Notably, this quarter saw a disproportionate allocation of funds toward early-stage companies. Nearly 70 percent of the capital—approximately $651 million—was invested in rounds ranging from pre-seed to Series B funding. This focus on early-stage deals is a departure from traditional trends where later-stage companies typically attract the bulk of venture capital. Meanwhile, later and growth-stage transactions were scarce, with only nine such deals amounting to just over $248 million, well below historical averages.
Why it matters
The shift toward fewer but larger early-stage deals highlights a more selective investment approach by Canadian venture capital firms, potentially due to uncertainty in the broader economic and funding environment. This trend also suggests that high-growth startups in Canada may face challenges securing later-stage growth capital domestically, possibly pushing them to seek international funding sources or alternative financing routes.
Subdued exit activity through mergers and acquisitions and the low number of growth-stage deals raise concerns about the sustainability of Canada’s innovation ecosystem, especially as companies usually prefer private markets for raising growth capital. The constrained capital landscape could impact the longevity and scaling potential of startups, underscoring the significance of targeted government support to fill growth-stage funding gaps and maintain Canada’s competitive edge in technology and innovation.
What to watch next
Looking ahead, the trajectory for the rest of 2026 remains uncertain.

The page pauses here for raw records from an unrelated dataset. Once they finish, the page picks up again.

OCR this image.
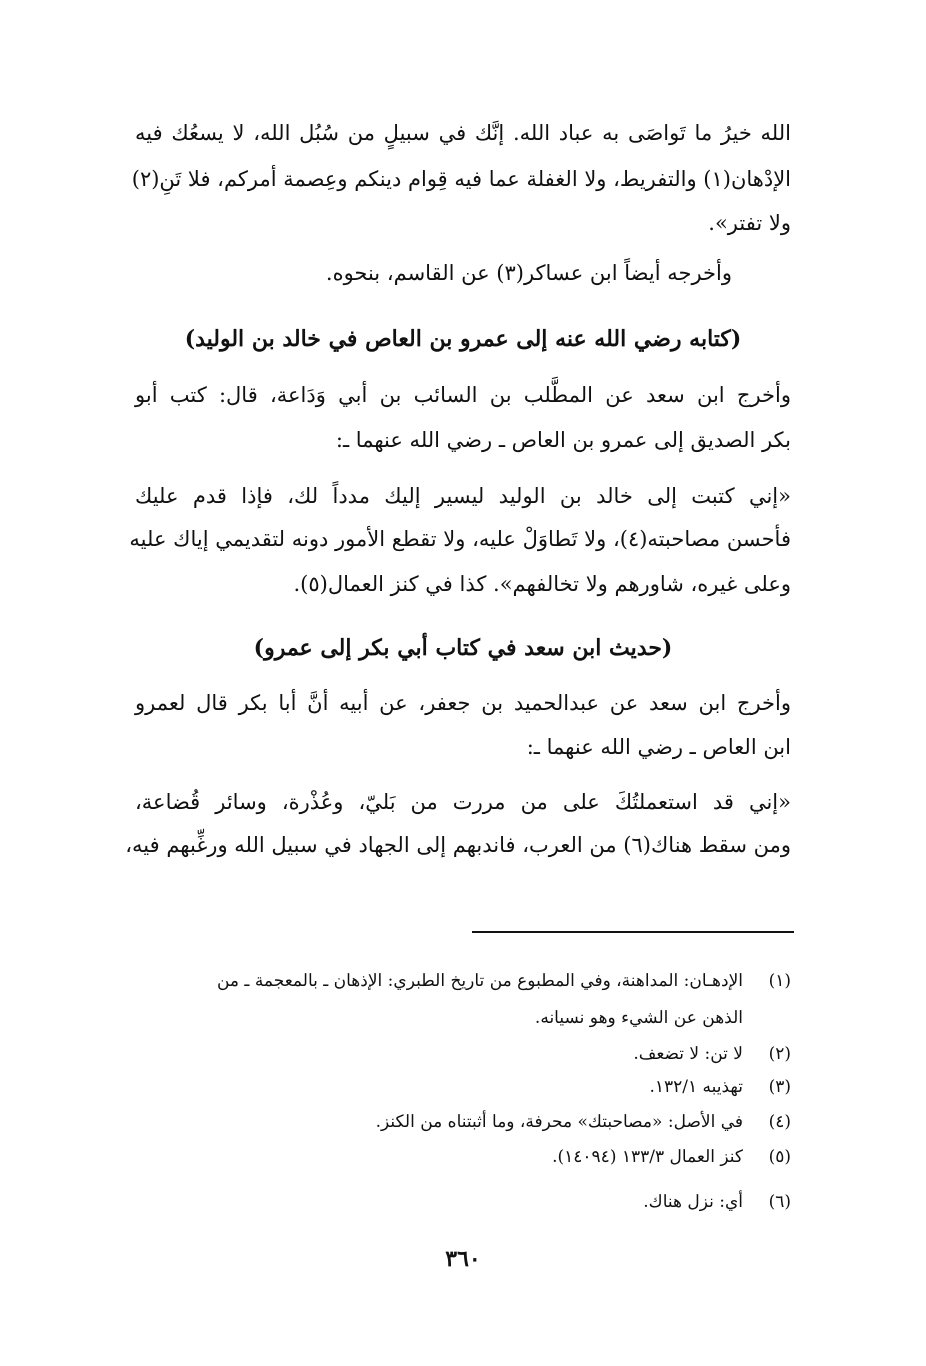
الله خيرُ ما تَواصَى به عباد الله. إنَّك في سبيلٍ من سُبُل الله، لا يسعُك فيه
الإدْهان(١) والتفريط، ولا الغفلة عما فيه قِوام دينكم وعِصمة أمركم، فلا تَنِ(٢)
ولا تفتر».
وأخرجه أيضاً ابن عساكر(٣) عن القاسم، بنحوه.
(كتابه رضي الله عنه إلى عمرو بن العاص في خالد بن الوليد)
وأخرج ابن سعد عن المطَّلب بن السائب بن أبي وَدَاعة، قال: كتب أبو
بكر الصديق إلى عمرو بن العاص ـ رضي الله عنهما ـ:
«إني كتبت إلى خالد بن الوليد ليسير إليك مدداً لك، فإذا قدم عليك
فأحسن مصاحبته(٤)، ولا تَطاوَلْ عليه، ولا تقطع الأمور دونه لتقديمي إياك عليه
وعلى غيره، شاورهم ولا تخالفهم». كذا في كنز العمال(٥).
(حديث ابن سعد في كتاب أبي بكر إلى عمرو)
وأخرج ابن سعد عن عبدالحميد بن جعفر، عن أبيه أنَّ أبا بكر قال لعمرو
ابن العاص ـ رضي الله عنهما ـ:
«إني قد استعملتُكَ على من مررت من بَليّ، وعُذْرة، وسائر قُضاعة،
ومن سقط هناك(٦) من العرب، فاندبهم إلى الجهاد في سبيل الله ورغِّبهم فيه،
(١)الإدهـان: المداهنة، وفي المطبوع من تاريخ الطبري: الإذهان ـ بالمعجمة ـ من
الذهن عن الشيء وهو نسيانه.
(٢)لا تن: لا تضعف.
(٣)تهذيبه ١٣٢/١.
(٤)في الأصل: «مصاحبتك» محرفة، وما أثبتناه من الكنز.
(٥)كنز العمال ١٣٣/٣ (١٤٠٩٤).
(٦)أي: نزل هناك.
٣٦٠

While one quarter does not predict the entire year’s venture capital activity, the current data foreshadows a potential continuation of concentrated funding into fewer companies. The Canadian VC environment may see an increased reliance on federal initiatives aimed at bolstering growth-stage investments to prevent later-stage funding bottlenecks.
Stakeholders should also monitor the evolving funding choices of Canadian startups, particularly whether they increasingly turn to international investors or public markets as seen by companies like General Fusion and Juno Industries. Continued attention to deal-making trends, exit activity, and government funding programs will be critical to understand shifts in the domestic venture capital ecosystem and their implications on the broader innovation landscape.